Na Reunião do Grupo de Especialistas, em março, ela detalhou os esforços do México para proteger as mulheres políticas na ausência de uma lei específica.

“Devemos aplicar sansão sobre o perpetrador, o partido. A proteção das mulheres na política não significa afastá-las da política. Precisamos fazer algo diferente – isso é reparação”, ela disse.

Em 2014, um passo adiante foi dado quando o México aprovou um Protocolo judicial federal para tratar a violência política baseada em gênero contra a mulher (e o atualizou em 2017), tendo como principal autoridade o Tribunal Eleitoral. A ONU Mulheres México também contribuiu para o desenvolvimento de um Protocolo modelo para abordar a violência política contra as mulheres com base no gênero alinhada com o protocolo federal, para o estado de Oaxaca, que estimulou outros protocolos estaduais no país.

“O protocolo é como uma declaração política reconhecendo que há um problema e há instituições dispostas a agir…” diz a especialista em política e gênero Mónica Maccise Duayhe, Chefe da Unidade de Igualdade de Gênero e Não Discriminação do Instituto Nacional Eleitoral do México. “Pelo menos nos permite coordenar e temos um instrumento homogêneo. Mas o protocolo não é suficiente. Precisamos de mecanismos adicionais para suprir as lacunas ”.
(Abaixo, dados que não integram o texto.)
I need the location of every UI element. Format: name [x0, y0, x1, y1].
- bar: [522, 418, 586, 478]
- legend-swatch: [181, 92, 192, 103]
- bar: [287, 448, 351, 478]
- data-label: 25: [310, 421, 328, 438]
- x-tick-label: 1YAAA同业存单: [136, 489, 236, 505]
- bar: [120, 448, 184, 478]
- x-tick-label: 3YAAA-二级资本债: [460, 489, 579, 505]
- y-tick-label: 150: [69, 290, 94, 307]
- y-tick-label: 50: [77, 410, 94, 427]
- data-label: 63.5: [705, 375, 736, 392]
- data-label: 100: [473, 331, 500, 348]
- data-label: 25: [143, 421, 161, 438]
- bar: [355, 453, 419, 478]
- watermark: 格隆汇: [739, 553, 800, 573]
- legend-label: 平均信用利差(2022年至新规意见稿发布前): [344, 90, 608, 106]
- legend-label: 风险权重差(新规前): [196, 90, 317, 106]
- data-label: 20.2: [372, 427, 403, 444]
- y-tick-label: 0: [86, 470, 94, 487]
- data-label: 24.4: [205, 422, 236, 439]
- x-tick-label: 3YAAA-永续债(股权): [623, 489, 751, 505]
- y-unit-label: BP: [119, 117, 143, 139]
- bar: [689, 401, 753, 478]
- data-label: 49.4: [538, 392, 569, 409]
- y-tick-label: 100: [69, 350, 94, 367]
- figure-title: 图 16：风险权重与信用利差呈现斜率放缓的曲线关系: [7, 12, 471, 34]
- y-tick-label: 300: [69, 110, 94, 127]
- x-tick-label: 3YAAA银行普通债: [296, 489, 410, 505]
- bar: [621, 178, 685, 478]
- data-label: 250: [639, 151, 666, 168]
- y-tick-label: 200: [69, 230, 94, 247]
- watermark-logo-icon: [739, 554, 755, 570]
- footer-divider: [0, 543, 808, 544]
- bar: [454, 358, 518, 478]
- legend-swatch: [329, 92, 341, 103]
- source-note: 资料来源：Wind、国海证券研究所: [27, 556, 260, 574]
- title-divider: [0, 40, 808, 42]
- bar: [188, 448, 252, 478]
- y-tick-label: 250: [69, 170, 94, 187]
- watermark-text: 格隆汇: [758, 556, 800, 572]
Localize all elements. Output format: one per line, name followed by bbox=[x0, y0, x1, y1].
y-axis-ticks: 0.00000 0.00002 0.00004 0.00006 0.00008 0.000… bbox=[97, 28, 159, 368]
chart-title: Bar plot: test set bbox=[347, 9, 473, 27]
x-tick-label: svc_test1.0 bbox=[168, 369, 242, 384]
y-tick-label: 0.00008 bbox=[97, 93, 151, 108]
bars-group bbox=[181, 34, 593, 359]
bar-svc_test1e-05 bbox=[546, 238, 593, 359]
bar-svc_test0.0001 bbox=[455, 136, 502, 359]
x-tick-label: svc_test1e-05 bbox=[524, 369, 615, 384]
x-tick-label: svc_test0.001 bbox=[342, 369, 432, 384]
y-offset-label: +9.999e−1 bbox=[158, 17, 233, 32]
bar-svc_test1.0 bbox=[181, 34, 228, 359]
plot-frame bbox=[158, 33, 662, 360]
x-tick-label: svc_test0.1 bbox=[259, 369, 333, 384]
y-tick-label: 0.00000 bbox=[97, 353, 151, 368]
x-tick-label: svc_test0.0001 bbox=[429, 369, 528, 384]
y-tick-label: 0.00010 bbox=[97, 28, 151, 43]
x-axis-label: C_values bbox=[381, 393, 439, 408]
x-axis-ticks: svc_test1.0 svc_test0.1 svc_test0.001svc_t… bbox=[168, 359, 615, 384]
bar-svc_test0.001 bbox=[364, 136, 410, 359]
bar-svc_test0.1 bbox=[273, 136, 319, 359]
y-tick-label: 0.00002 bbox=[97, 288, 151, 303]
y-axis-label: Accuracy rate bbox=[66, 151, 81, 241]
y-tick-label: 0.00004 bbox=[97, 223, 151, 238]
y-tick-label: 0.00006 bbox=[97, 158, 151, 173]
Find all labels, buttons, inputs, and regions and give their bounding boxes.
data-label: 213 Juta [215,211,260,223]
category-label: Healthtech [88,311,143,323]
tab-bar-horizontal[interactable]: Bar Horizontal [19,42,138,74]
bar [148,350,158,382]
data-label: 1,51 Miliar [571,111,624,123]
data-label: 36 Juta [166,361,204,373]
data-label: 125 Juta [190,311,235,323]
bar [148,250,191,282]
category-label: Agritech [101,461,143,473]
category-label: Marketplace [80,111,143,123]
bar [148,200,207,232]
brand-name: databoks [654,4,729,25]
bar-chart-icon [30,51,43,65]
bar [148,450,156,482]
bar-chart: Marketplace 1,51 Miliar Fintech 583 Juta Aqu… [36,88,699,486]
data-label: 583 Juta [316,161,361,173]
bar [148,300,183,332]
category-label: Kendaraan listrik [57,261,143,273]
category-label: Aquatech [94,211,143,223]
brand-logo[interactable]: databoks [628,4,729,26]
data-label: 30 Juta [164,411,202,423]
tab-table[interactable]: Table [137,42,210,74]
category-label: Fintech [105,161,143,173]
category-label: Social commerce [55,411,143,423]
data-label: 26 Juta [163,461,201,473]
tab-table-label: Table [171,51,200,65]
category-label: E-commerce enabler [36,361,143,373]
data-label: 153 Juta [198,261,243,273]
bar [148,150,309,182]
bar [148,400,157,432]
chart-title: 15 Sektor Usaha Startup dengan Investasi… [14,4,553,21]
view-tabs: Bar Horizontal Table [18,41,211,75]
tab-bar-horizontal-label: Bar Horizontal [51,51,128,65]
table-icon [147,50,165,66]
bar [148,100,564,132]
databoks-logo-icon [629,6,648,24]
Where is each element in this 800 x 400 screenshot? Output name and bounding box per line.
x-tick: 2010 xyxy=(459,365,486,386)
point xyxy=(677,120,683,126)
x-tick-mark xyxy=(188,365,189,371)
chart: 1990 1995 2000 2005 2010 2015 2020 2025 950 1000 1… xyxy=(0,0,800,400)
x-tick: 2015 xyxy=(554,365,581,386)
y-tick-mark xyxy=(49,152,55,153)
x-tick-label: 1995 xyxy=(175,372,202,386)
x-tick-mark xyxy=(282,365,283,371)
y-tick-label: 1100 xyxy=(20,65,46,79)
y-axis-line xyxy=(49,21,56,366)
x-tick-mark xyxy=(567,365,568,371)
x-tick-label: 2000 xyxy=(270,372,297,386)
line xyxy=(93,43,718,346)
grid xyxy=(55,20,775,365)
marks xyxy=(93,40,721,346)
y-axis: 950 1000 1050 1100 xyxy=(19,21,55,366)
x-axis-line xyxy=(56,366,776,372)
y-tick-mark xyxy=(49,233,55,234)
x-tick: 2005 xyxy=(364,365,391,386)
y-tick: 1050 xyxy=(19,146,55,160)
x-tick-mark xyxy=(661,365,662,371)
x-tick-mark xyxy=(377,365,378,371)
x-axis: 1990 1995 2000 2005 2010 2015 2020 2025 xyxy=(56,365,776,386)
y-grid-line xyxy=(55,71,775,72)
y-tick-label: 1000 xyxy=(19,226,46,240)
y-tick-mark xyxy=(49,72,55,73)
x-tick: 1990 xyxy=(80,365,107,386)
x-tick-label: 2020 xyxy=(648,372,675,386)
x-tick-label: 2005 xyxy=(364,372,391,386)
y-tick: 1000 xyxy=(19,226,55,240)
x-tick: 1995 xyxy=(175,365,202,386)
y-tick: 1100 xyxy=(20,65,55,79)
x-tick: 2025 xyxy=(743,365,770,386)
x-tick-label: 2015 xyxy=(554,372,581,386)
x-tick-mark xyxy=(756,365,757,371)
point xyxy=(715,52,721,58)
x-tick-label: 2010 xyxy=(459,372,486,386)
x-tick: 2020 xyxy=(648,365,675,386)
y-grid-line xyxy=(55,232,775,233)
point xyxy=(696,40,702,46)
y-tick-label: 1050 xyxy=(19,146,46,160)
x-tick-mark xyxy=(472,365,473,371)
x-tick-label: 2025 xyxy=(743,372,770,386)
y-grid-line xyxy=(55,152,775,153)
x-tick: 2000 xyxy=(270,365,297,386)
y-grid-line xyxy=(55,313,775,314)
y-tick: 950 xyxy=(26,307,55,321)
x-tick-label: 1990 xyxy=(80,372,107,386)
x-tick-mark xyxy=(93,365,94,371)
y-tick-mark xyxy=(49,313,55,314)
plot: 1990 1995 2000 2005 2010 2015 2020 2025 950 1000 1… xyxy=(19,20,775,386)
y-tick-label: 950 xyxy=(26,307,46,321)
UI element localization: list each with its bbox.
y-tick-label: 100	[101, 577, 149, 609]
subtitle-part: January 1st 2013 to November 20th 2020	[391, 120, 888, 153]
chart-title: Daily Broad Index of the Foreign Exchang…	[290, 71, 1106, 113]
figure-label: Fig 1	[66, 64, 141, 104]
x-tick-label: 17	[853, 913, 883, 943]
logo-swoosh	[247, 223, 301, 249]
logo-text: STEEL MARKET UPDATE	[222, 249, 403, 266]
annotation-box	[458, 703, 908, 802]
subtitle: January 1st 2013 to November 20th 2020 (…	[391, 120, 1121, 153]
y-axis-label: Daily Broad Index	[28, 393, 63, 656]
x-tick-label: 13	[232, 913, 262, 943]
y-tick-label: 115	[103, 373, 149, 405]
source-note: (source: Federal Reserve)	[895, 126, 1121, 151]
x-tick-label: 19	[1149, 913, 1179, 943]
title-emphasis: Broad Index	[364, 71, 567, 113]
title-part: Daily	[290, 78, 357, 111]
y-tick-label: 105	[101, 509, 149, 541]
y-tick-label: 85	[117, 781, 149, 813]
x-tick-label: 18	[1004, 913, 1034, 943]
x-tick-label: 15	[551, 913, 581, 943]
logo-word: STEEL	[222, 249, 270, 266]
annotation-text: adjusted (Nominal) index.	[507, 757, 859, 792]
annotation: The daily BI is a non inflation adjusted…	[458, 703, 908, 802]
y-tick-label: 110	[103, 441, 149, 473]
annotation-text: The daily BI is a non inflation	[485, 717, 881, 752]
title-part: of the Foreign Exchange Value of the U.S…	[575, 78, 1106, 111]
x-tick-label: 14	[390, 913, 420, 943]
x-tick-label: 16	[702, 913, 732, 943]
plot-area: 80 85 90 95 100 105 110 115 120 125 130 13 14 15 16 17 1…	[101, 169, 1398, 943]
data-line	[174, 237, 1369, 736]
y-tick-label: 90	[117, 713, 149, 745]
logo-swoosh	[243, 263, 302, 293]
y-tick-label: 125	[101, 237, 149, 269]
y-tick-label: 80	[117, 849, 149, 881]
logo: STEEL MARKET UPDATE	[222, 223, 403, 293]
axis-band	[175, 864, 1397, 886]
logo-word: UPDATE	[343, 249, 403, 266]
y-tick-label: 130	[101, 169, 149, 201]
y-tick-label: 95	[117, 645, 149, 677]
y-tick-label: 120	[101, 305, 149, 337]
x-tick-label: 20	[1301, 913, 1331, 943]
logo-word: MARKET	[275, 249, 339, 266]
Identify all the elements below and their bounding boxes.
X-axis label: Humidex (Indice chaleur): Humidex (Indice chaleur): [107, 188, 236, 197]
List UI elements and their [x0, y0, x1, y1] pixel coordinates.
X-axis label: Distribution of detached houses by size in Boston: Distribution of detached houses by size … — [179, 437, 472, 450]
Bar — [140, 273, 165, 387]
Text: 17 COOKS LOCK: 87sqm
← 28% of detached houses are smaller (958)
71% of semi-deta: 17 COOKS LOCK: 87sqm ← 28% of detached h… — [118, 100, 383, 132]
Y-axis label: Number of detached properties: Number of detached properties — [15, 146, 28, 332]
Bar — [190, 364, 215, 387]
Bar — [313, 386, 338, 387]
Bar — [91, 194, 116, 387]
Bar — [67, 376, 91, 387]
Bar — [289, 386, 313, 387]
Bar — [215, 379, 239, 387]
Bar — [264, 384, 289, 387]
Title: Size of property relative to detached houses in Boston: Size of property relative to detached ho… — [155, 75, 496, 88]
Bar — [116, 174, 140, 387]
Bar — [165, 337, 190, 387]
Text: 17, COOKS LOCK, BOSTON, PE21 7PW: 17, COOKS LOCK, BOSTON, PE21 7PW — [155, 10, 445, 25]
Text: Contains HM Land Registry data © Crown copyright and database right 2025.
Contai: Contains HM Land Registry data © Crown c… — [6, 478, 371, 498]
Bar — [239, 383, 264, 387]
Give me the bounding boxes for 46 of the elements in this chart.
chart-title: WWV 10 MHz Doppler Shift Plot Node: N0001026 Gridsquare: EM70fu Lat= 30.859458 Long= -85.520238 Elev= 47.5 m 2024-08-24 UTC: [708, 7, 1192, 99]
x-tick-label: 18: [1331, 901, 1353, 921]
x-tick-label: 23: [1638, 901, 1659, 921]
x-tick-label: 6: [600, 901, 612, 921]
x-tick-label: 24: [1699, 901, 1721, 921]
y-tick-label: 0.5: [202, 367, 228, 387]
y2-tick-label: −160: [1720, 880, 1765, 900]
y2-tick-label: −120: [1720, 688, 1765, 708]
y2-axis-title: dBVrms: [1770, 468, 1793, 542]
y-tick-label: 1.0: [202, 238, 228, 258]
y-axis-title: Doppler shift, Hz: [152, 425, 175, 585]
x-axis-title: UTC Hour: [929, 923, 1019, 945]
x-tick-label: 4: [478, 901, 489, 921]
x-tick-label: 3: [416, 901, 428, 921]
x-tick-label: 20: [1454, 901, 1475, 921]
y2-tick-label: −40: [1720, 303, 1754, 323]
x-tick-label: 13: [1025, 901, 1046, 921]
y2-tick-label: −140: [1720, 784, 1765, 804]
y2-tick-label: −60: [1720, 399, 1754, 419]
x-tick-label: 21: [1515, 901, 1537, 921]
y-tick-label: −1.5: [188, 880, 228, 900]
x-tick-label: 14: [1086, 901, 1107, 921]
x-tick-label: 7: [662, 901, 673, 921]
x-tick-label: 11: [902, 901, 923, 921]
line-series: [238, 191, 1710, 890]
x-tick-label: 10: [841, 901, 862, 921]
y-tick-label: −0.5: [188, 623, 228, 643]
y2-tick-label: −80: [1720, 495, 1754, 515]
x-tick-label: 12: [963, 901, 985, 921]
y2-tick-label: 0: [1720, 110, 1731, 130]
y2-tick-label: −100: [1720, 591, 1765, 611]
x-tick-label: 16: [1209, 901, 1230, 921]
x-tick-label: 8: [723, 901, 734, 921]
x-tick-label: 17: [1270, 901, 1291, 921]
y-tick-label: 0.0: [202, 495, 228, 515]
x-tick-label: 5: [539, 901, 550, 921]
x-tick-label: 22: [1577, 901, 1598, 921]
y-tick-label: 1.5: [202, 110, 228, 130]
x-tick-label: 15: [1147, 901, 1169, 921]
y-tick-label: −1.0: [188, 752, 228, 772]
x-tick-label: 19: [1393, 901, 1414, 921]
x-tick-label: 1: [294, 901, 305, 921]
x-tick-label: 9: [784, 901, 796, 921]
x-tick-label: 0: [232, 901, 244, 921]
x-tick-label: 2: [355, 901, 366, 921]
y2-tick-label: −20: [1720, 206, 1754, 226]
Apesar de ter mais de 4.000 candidatas para os vários níveis de governo nas recentes eleições de julho de 2018, Maccise Duayhe aponta que apenas 38 casos de violência política com base no género foram reportados a nível nacional, dos quais apenas três resultaram em medidas de proteção. Ela acredita que mais mulheres denunciariam tal violência se houvesse uma lei, ou sanções mais vigorosas em funcionamento.

“Mas você não pode confiar apenas na mudança legislativa, ou em um mecanismo ou protocolo”, diz ela. “Precisamos de melhor coordenação institucional. Nós precisamos treinar juízes. É um processo.”

Maccise Duayhe, que também liderou o Programa de Igualdade de Gênero para a Suprema Corte do México, ajudou a conseguir o compromisso de nove partidos políticos mexicanos para se juntarem à campanha HeForShe da ONU Mulheres antes das últimas eleições. Eles se comprometeram a promover os direitos das mulheres em suas plataformas, garantir a paridade em suas diretivas e combater a violência política baseada no gênero.

A ONU Mulheres México trabalhou para fortalecer as capacidades de governos, organizações da sociedade civil e mulheres políticas, por meio de fóruns de treinamento regional e sua participação em espaços como o Observatório para a Participação Política das Mulheres e o Grupo de Trabalho sobre Violência Política contra Mulheres.

De volta a Oaxaca, Zepeda Lagunas está entre as 23 mulheres (vis-à-vis 19 homens) que agora compõem a maioria do Congresso do Estado de Oaxaca.

As eleições de julho do último ano tiveram um número recorde de mulheres eleitas em todo o México, incluindo 48,2% da câmara baixa do Congresso federal e 49,2% do Senado – a terceira e quarta maior taxa global.

“Queremos iniciar uma escola de treinamento para o empoderamento político das mulheres nos 41 municípios do meu distrito”, diz Zepeda Lagunas. “Nós também queremos tipificar a violência contra as mulheres na política, porque as sentenças não estão sendo executadas nos poucos julgamentos que foram iniciados…

Aos poucos, estamos seguindo em frente, e sinto que tem valido a pena.”